NeurIPS 2019
Sun Dec 8th through Sat the 14th, 2019 at Vancouver Convention Center
Paper ID:926
Title:A New Defense Against Adversarial Images: Turning a Weakness into a Strength

Reviewer 1


		
I like the paper, I think it is mostly nicely written, well motivated and the method seems solid. However there are some issues with the evaluation. While it seems that the authors did work hard to produce good evaluations, it is very hard to evaluate adversarial defense and I feel like more is needed for me to be convinced of the merits of these method. Detailed remarks: - The authors claim to use BPDA that is a method to overcome non-differentiable transformations, but there is nothing non-differentiable in objective 3 or 4 (unlike the number of steps). You can backpropagate through the gradients and it is commonly used in second order methods. These results should be added as well. - As is easily seen, in this work and others, there can be great variance in robustness against various attacks.

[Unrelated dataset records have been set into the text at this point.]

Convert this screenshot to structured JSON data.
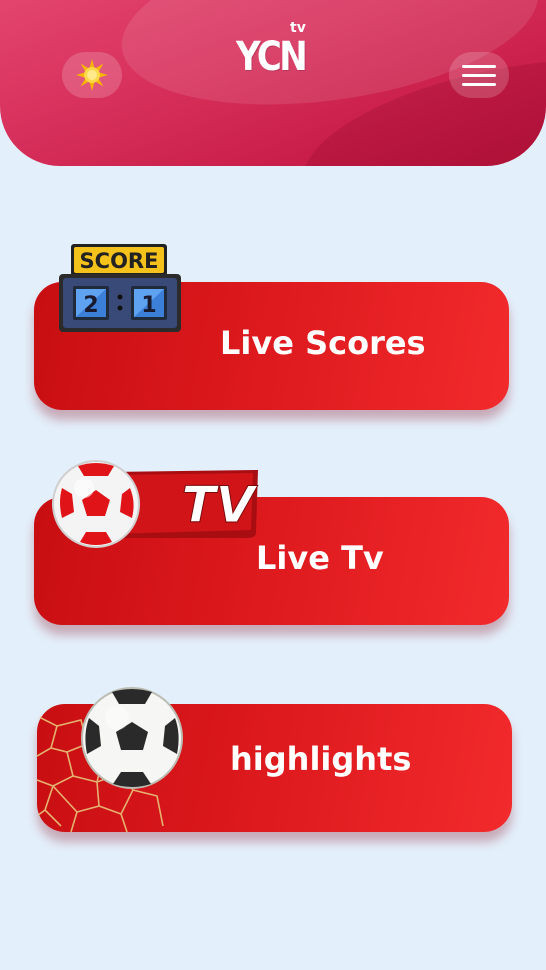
{
  "header": {
    "logo_main": "YCN",
    "logo_sup": "tv",
    "theme_icon": "sun-icon",
    "menu_icon": "hamburger-menu-icon",
    "colors": {
      "header": "#d72f5b",
      "background": "#e3effa"
    }
  },
  "cards": {
    "scores": {
      "label": "Live Scores",
      "badge_title": "SCORE",
      "home_score": "2",
      "away_score": "1",
      "icon": "scoreboard-icon"
    },
    "tv": {
      "label": "Live Tv",
      "badge_text": "TV",
      "icon": "soccer-ball-tv-icon"
    },
    "highlights": {
      "label": "highlights",
      "icon": "soccer-ball-net-icon"
    },
    "colors": {
      "card": "#e01c20",
      "label": "#ffffff"
    }
  }
}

To show validity of a defense it needs to be tested vs more attacks (and attacks targeted to fool the detector). I would be much more convinced if they showed robustness against different strong attacks, like the boundary attack that can be modified easily to work against detection. - While the results are ok, they are still bellow performance of robust networks like Madry et al so I am unsure about the practical significance (I know this is about detection not robust classification so the comparison isn't exact but still). - The main idea is combining two known properties of NN for detection so this work has slightly limited novelty.

Reviewer 2


		
This paper addresses the problem of detecting adversarial attacks to image classifiers -- this is a very important problem, and its solution lies at the heart of what can be considered to be one of the main challenges to overcome in the near future for this kind of classifiers to be of use in real-world applications. The solution proposed is novel in that the existence of so-called adversarial perturbations -- usually considered to be the main problem -- are used as the main building blocks for a defense mechanism against attacks. The material is clearly presented, and experimental results show that the approach achieves good results on a challenging dataset. The main question that comes up, on which the authors should comment in the rebuttal, is regarding one of the basic tenets on which the method is based. In particular, it's not clear whether the criterion regarding closeness to the decision boundary is universal -- is it valid for any kind of classifier? A discussion of limitations of the approach with respect to this issue seems necessary. Another question is regarding the white-box adversary: what prevents the design of an attack method using the authors' method as a black box, basically iterating in the generation of adversarial images until it passes the detection method? Finally, in the conclusion the authors mention in passing that running time is a limitation; could you please provide some details regarding this? As it is, it's not possible to determine if it's a major issue or just a minor drawback.

Reviewer 3


		
Though the proposed method has achieved improvements on standard datasets. However, there are some questions about the methodology. Why data close to the decision boundaries are considered adversarial examples? Though the densities of data near the decision boundaries are relatively sparse, should it be the core principle for finding adversarial examples? The writing quality of the paper is questionable. There are lots of grammar issues that may prevent readers from reading the paper smoothly. For example, line 8: "an image tampered with", what's the object following with? And, line 35, there should be a comma after "on one hand"